Come sappiamo, la campagna elettorale è partita coi botti, poi si è data una calmata perché le segreterie dei partiti sono state impegnate nella stesura delle liste, ma negli ultimi giorni sono ripresi i fuochi pirotecnici. Proviamo a mettere in fila qualche numero. Un calcolo, spannometrico, su quante risorse occorrerebbero per coprire gli impegni annunciati ai quattro venti – introduzione della flat tax, abolizione della legge Fornero o del canone Rai, adeguamento delle pensioni minime, redditi di dignità o di cittadinanza, per citarne i più eclatanti – arriva a superare abbondantemente i 100 miliardi di euro.
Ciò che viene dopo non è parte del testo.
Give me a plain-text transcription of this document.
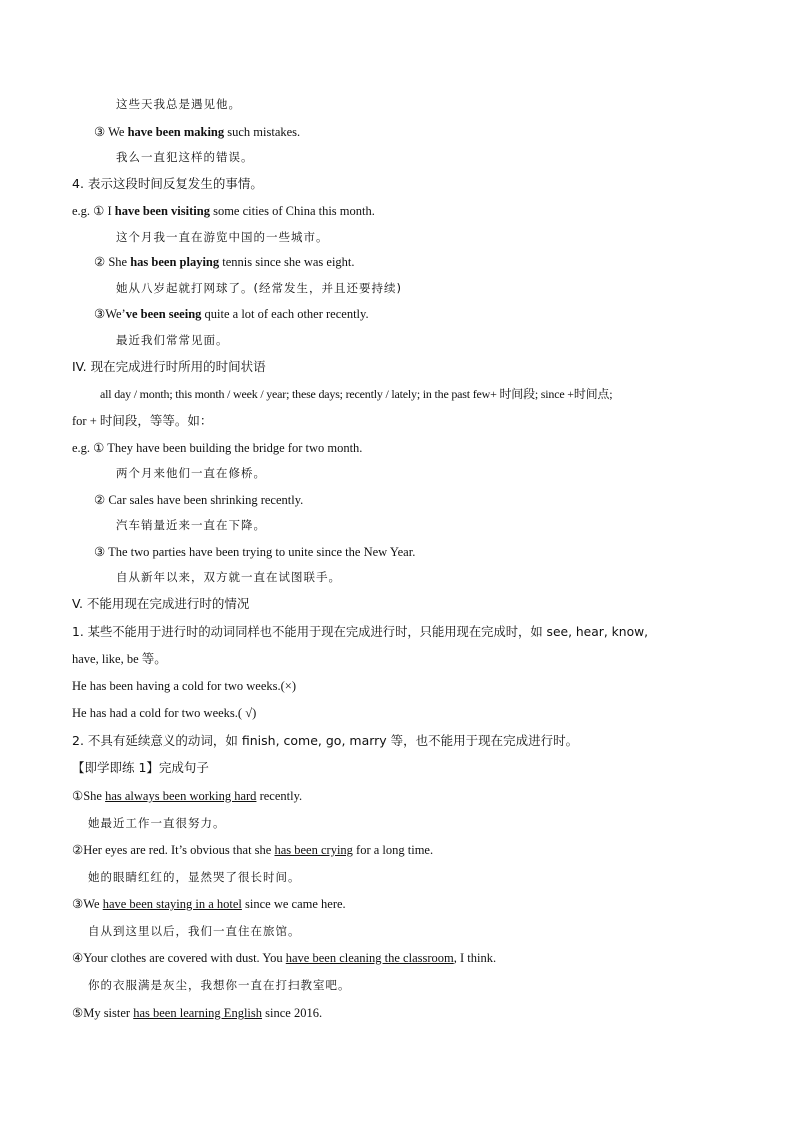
这些天我总是遇见他。
③ We have been making such mistakes.
我么一直犯这样的错误。
4. 表示这段时间反复发生的事情。
e.g. ① I have been visiting some cities of China this month.
这个月我一直在游览中国的一些城市。
② She has been playing tennis since she was eight.
她从八岁起就打网球了。(经常发生，并且还要持续)
③We’ve been seeing quite a lot of each other recently.
最近我们常常见面。
IV. 现在完成进行时所用的时间状语
all day / month; this month / week / year; these days; recently / lately; in the past few+ 时间段; since +时间点;
for + 时间段，等等。如：
e.g. ① They have been building the bridge for two month.
两个月来他们一直在修桥。
② Car sales have been shrinking recently.
汽车销量近来一直在下降。
③ The two parties have been trying to unite since the New Year.
自从新年以来，双方就一直在试图联手。
V. 不能用现在完成进行时的情况
1. 某些不能用于进行时的动词同样也不能用于现在完成进行时，只能用现在完成时，如 see, hear, know,
have, like, be 等。
He has been having a cold for two weeks.(×)
He has had a cold for two weeks.( √)
2. 不具有延续意义的动词，如 finish, come, go, marry 等，也不能用于现在完成进行时。
【即学即练 1】完成句子
①She has always been working hard recently.
她最近工作一直很努力。
②Her eyes are red. It’s obvious that she has been crying for a long time.
她的眼睛红红的，显然哭了很长时间。
③We have been staying in a hotel since we came here.
自从到这里以后，我们一直住在旅馆。
④Your clothes are covered with dust. You have been cleaning the classroom, I think.
你的衣服满是灰尘，我想你一直在打扫教室吧。
⑤My sister has been learning English since 2016.
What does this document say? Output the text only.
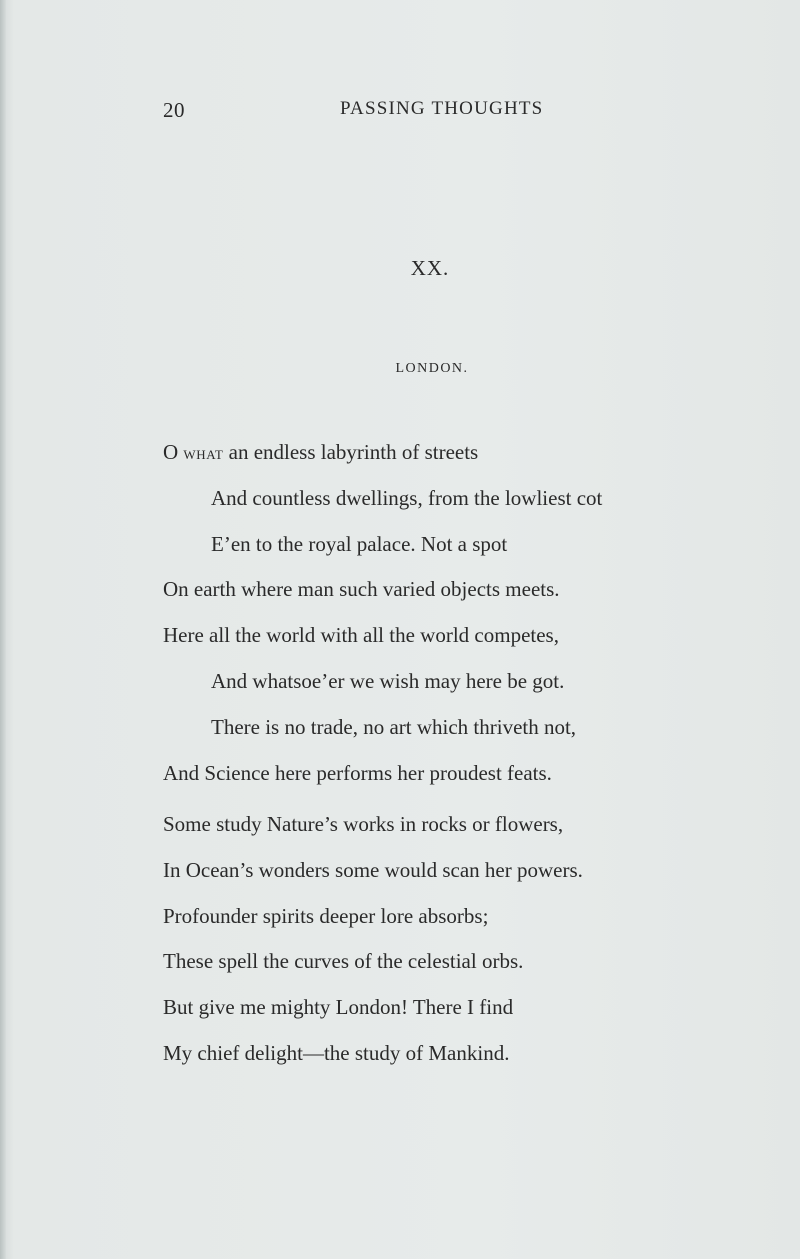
20	PASSING THOUGHTS
XX.
LONDON.
O what an endless labyrinth of streets
And countless dwellings, from the lowliest cot
E’en to the royal palace. Not a spot
On earth where man such varied objects meets.
Here all the world with all the world competes,
And whatsoe’er we wish may here be got.
There is no trade, no art which thriveth not,
And Science here performs her proudest feats.
Some study Nature’s works in rocks or flowers,
In Ocean’s wonders some would scan her powers.
Profounder spirits deeper lore absorbs;
These spell the curves of the celestial orbs.
But give me mighty London! There I find
My chief delight—the study of Mankind.
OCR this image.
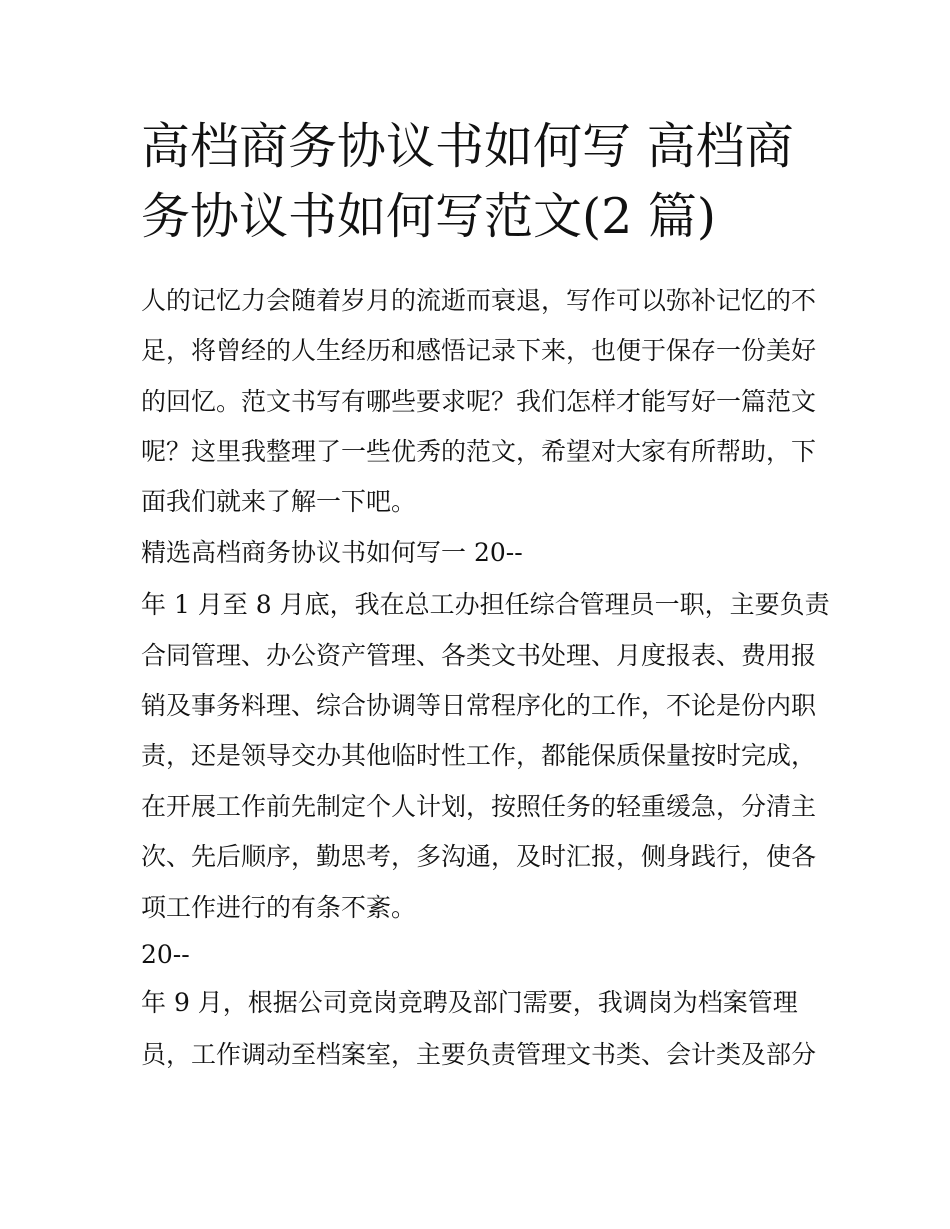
高档商务协议书如何写 高档商务协议书如何写范文(2 篇)
人的记忆力会随着岁月的流逝而衰退，写作可以弥补记忆的不
足，将曾经的人生经历和感悟记录下来，也便于保存一份美好
的回忆。范文书写有哪些要求呢？我们怎样才能写好一篇范文
呢？这里我整理了一些优秀的范文，希望对大家有所帮助，下
面我们就来了解一下吧。
精选高档商务协议书如何写一 20--
年 1 月至 8 月底，我在总工办担任综合管理员一职，主要负责
合同管理、办公资产管理、各类文书处理、月度报表、费用报
销及事务料理、综合协调等日常程序化的工作，不论是份内职
责，还是领导交办其他临时性工作，都能保质保量按时完成，
在开展工作前先制定个人计划，按照任务的轻重缓急，分清主
次、先后顺序，勤思考，多沟通，及时汇报，侧身践行，使各
项工作进行的有条不紊。
20--
年 9 月，根据公司竞岗竞聘及部门需要，我调岗为档案管理
员，工作调动至档案室，主要负责管理文书类、会计类及部分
Secondo uno studio, pubblicato un mese fa da Credit Suisse, il “tesoretto” necessario oscillerebbe tra i 104 e i 130 miliardi. Un esborso pari al 6-8% del Pil.

Dove pescarli? Facile dire dalla lotta all’evasione e dai tagli di spesa. Anche qui, fatti due conti della serva, è vero che il 2017 è stato un anno record per il contrasto all’evasione fiscale (recuperati 20,1 miliardi di euro, con un aumento del 5,8% rispetto al 2016), mentre i tagli alla spesa – come riportato dal Sole 24 Ore, compulsando l’ultima relazione del commissario Yoram Gutgeld – “nel periodo 2014–2018, sotto i governi Renzi e Gentiloni, hanno prodotto un “effetto spending” per quasi 35 miliardi, seppure quasi in toto redistribuiti per alimentare le misure espansive varate dai due esecutivi (da quelle in chiave occupazione al bonus degli 80 euro)”. Per chiudere il cerchio, insomma, servirebbe ben altro sforzo finanziario.

Ma come ha più volte ammesso pubblicamente lo stesso Cottarelli, all’epoca in cui ricopriva il ruolo di commissario alla spending review, “non facevo parte della macchina della pubblica amministrazione, per cui certe informazioni non mi arrivavano e certi disegni di legge non mi venivano fatti vedere prima. Mentre ero lì che cercavo di tagliare la spesa, passavano provvedimenti che la aumentavano”. Ricorda molto il brano evangelico del “non sappia la mano sinistra quel che fa la destra” (ma in quel caso si predicava l’umiltà nel fare l’elemosina, non certo la disinvoltura nel giocare con i soldi pubblici).

I soldi pubblici, appunto. Parafrasando una vecchia pubblicità di Carosello, “no, sui soldi pubblici non si può” scherzare. Perché oggi più di ieri vale la vecchia lezione della Lady di ferro. Sì, Margaret Thatcher, che in un discorso al Partito conservatore nel 1983, così si esprimeva: “Uno dei grandi dibattiti del nostro tempo riguarda quanto del vostro denaro dovrebbe essere speso dallo Stato, e quanto invece dovrebbe essere risparmiato e speso dalle vostre famiglie. Fate in modo di tenere a mente questa verità fondamentale: lo Stato non ha altra fonte di reddito se non i soldi che i cittadini guadagnano. Se lo Stato vuole spendere di più può farlo solo intaccando i vostri risparmi o tassandovi di più. Ed è inutile illudersi che qualcun altro pagherà il conto, perché quel “qualcun altro” siete voi. Non esistono i soldi pubblici, esistono solo i soldi che i contribuenti danno al settore pubblico. La prosperità non si realizza inventandosi sempre più programmi scialacquatori di spesa pubblica. Non si diventa più ricchi ordinando un nuovo libretto degli assegni in banca. Nessuna nazione è mai cresciuta tassando i propri cittadini oltre la loro capacità di pagare. Abbiamo il dovere di assicurare che ogni penny di ulteriore tassazione sia utilizzato in modo saggio e opportuno. […] Proteggere il portafogli del contribuente e proteggere il servizio pubblico sono i nostri obiettivi principali, e queste due esigenze devono essere conciliate. Sarebbe davvero piacevole e popolare poter dire “si spenda di più su questo, si espanda su quest’altro”. Abbiamo tutti delle cause e delle ragioni che ci stanno a cuore, lo so bene. Ma non si può evitare di far tornare i conti. Ogni attività economica lo deve fare, ogni casalinga lo deve fare, e ogni Governo dovrebbe farlo”.